The overall incidence of adverse events reported with Telmisartan (41.4%) was usually comparable to placebo (43.9%) in controlled trials in patients treated for hypertension. The incidence of adverse events was not dose related and showed no correlation with gender, age or race of the patients. The safety profile of Telmisartan in patients treated for the reduction of cardiovascular morbidity was consistent with that obtained in hypertensive patients. The adverse drug reactions listed as follows have been accumulated from controlled clinical trials in patients treated for hypertension and from post-marketing reports.
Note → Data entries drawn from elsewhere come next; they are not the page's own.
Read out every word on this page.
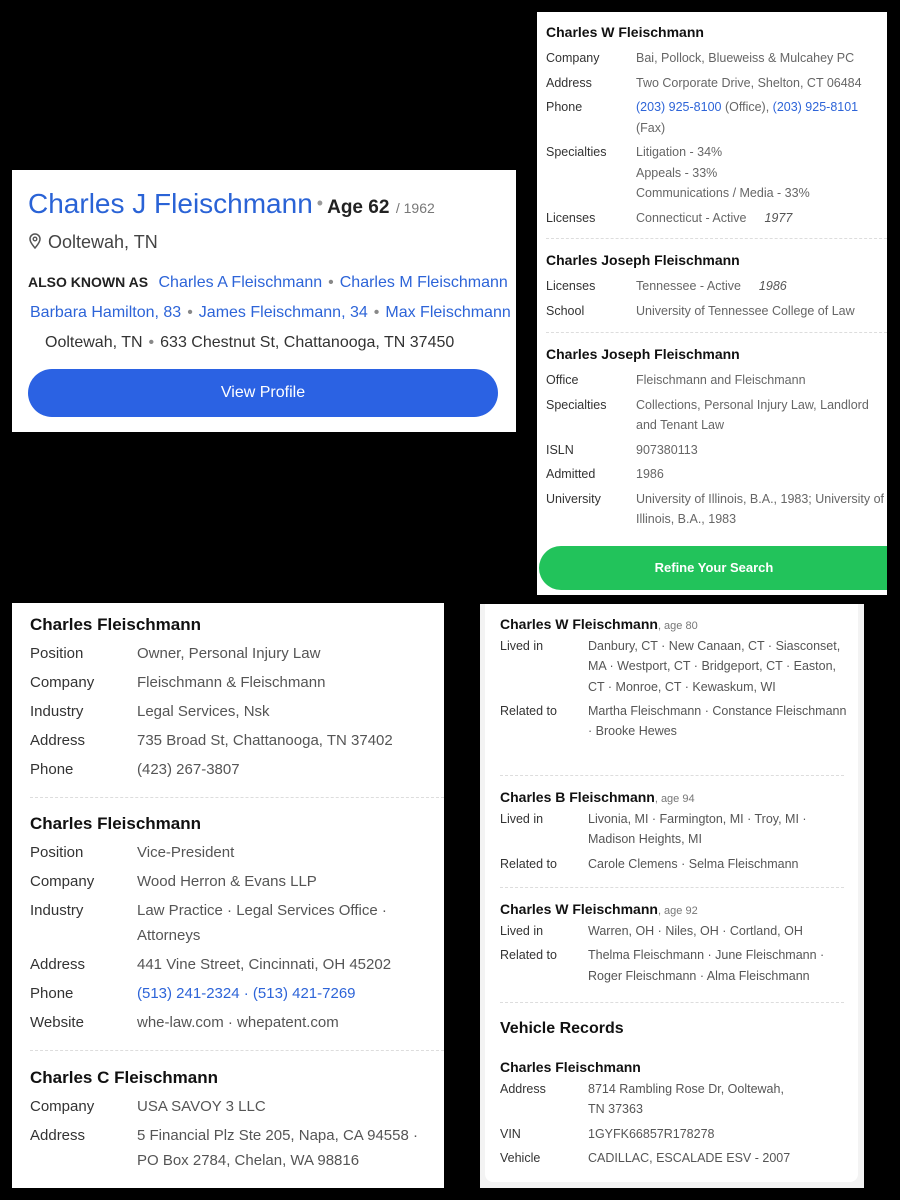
Charles J Fleischmann • Age 62 / 1962
Ooltewah, TN
ALSO KNOWN AS Charles A Fleischmann • Charles M Fleischmann
Barbara Hamilton, 83 • James Fleischmann, 34 • Max Fleischmann
Ooltewah, TN • 633 Chestnut St, Chattanooga, TN 37450
View Profile
Charles W Fleischmann
Company	Bai, Pollock, Blueweiss & Mulcahey PC
Address	Two Corporate Drive, Shelton, CT 06484
Phone	(203) 925-8100 (Office), (203) 925-8101 (Fax)
Specialties	Litigation - 34%
Appeals - 33%
Communications / Media - 33%
Licenses	Connecticut - Active 1977
Charles Joseph Fleischmann
Licenses	Tennessee - Active 1986
School	University of Tennessee College of Law
Charles Joseph Fleischmann
Office	Fleischmann and Fleischmann
Specialties	Collections, Personal Injury Law, Landlord and Tenant Law
ISLN	907380113
Admitted	1986
University	University of Illinois, B.A., 1983; University of Illinois, B.A., 1983
Refine Your Search
Charles Fleischmann
Position	Owner, Personal Injury Law
Company	Fleischmann & Fleischmann
Industry	Legal Services, Nsk
Address	735 Broad St, Chattanooga, TN 37402
Phone	(423) 267-3807
Charles Fleischmann
Position	Vice-President
Company	Wood Herron & Evans LLP
Industry	Law Practice · Legal Services Office · Attorneys
Address	441 Vine Street, Cincinnati, OH 45202
Phone	(513) 241-2324 · (513) 421-7269
Website	whe-law.com · whepatent.com
Charles C Fleischmann
Company	USA SAVOY 3 LLC
Address	5 Financial Plz Ste 205, Napa, CA 94558 · PO Box 2784, Chelan, WA 98816
Charles W Fleischmann, age 80
Lived in	Danbury, CT · New Canaan, CT · Siasconset, MA · Westport, CT · Bridgeport, CT · Easton, CT · Monroe, CT · Kewaskum, WI
Related to	Martha Fleischmann · Constance Fleischmann · Brooke Hewes
Charles B Fleischmann, age 94
Lived in	Livonia, MI · Farmington, MI · Troy, MI · Madison Heights, MI
Related to	Carole Clemens · Selma Fleischmann
Charles W Fleischmann, age 92
Lived in	Warren, OH · Niles, OH · Cortland, OH
Related to	Thelma Fleischmann · June Fleischmann · Roger Fleischmann · Alma Fleischmann
Vehicle Records
Charles Fleischmann
Address	8714 Rambling Rose Dr, Ooltewah, TN 37363
VIN	1GYFK66857R178278
Vehicle	CADILLAC, ESCALADE ESV - 2007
The listing also takes into account serious adverse events and adverse events leading to discontinuation reported in three clinical long-term studies including 21642 patients treated with Telmisartan for the reduction of cardiovascular morbidity for up to six years.
Adverse Reactions Have Been Ranked Under Headings of Frequency Using the Following Convention: Very Common: (1/10); Common: (1/100 to <1/10); Uncommon: (1/1,000 to <1/100); Rare: (1/10,000 to <1/1,000); Very Rare: (<1/10,000), Not Known: (cannot be estimated from the available data). Within each frequency grouping, adverse reactions are presented in order of decreasing seriousness.
Infections and Infestations: Uncommon: Upper respiratory tract infection including pharyngitis and sinusitis, urinary tract infection including cystitis.
Not Known: Sepsis including fatal outcome.
Blood and the Lymphatic System Disorders: Uncommon: Anaemia.
Rare: Thrombocytopenia.
Not Known: Eosinophilia.
Immune System Disorders: Rare: Hypersensitivity.
Not Known: Anaphylactic reaction.
Metabolism and Nutrition Disorders: Uncommon: Hyperkalaemia.
Psychiatric Disorders: Uncommon: Depression, insomnia.
Rare: Anxiety.
Nervous System Disorders: Uncommon: Syncope.
Eye Disorders: Rare: Visual disturbance.
Ear and Labyrinth Disorders: Uncommon: Vertigo.
Cardiac Disorders: Uncommon: Bradycardia.
Rare: Tachycardia.
Vascular Disorders: Uncommon: Hypotension, orthostatic hypotension.
Respiratory, Thoracic, and Mediastinal Disorders: Uncommon: Dyspnoea.
Gastrointestinal Disorders: Uncommon: Abdominal pain, diarrhoea, dyspepsia, flatulence, vomiting.
Rare: Stomach discomfort, dry mouth.
Hepato-Biliary Disorders: Rare: Abnormal hepatic function (Liver disorder).
Skin and Subcutaneous Tissue Disorders: Uncommon: Hyperhidrosis, pruritus, rash.
Rare: Erythema, angioedema, drug eruption, toxic skin eruption, eczema.
Not Known: Urticaria.
Musculoskeletal and Connective Tissue Disorders: Uncommon: Myalgia, back pain (e.g. sciatica), muscle spasms.
Rare: Arthralgia, pain in extremity.
Not Known: Tendon pain (tendinitis like symptoms).
Renal and Urinary Disorders: Uncommon: Renal impairment including acute renal failure.
General Disorders and Administration Site Conditions: Uncommon: Chest pain, asthenia (weakness).
Rare: Influenza-like illness.
Investigations: Uncommon: Blood creatinine increased.
Rare: Blood uric acid increased, hepatic enzyme increased, blood creatine phosphokinase increased, haemoglobin decreased in the PRoFESS trial, an increased incidence of sepsis was observed with Telmisartan compared with placebo. The event may be a chance finding or related to a mechanism currently not known.
Reported as common in patients with controlled blood pressure who were treated with Telmisartan for the reduction of cardiovascular morbidity on top of standard care.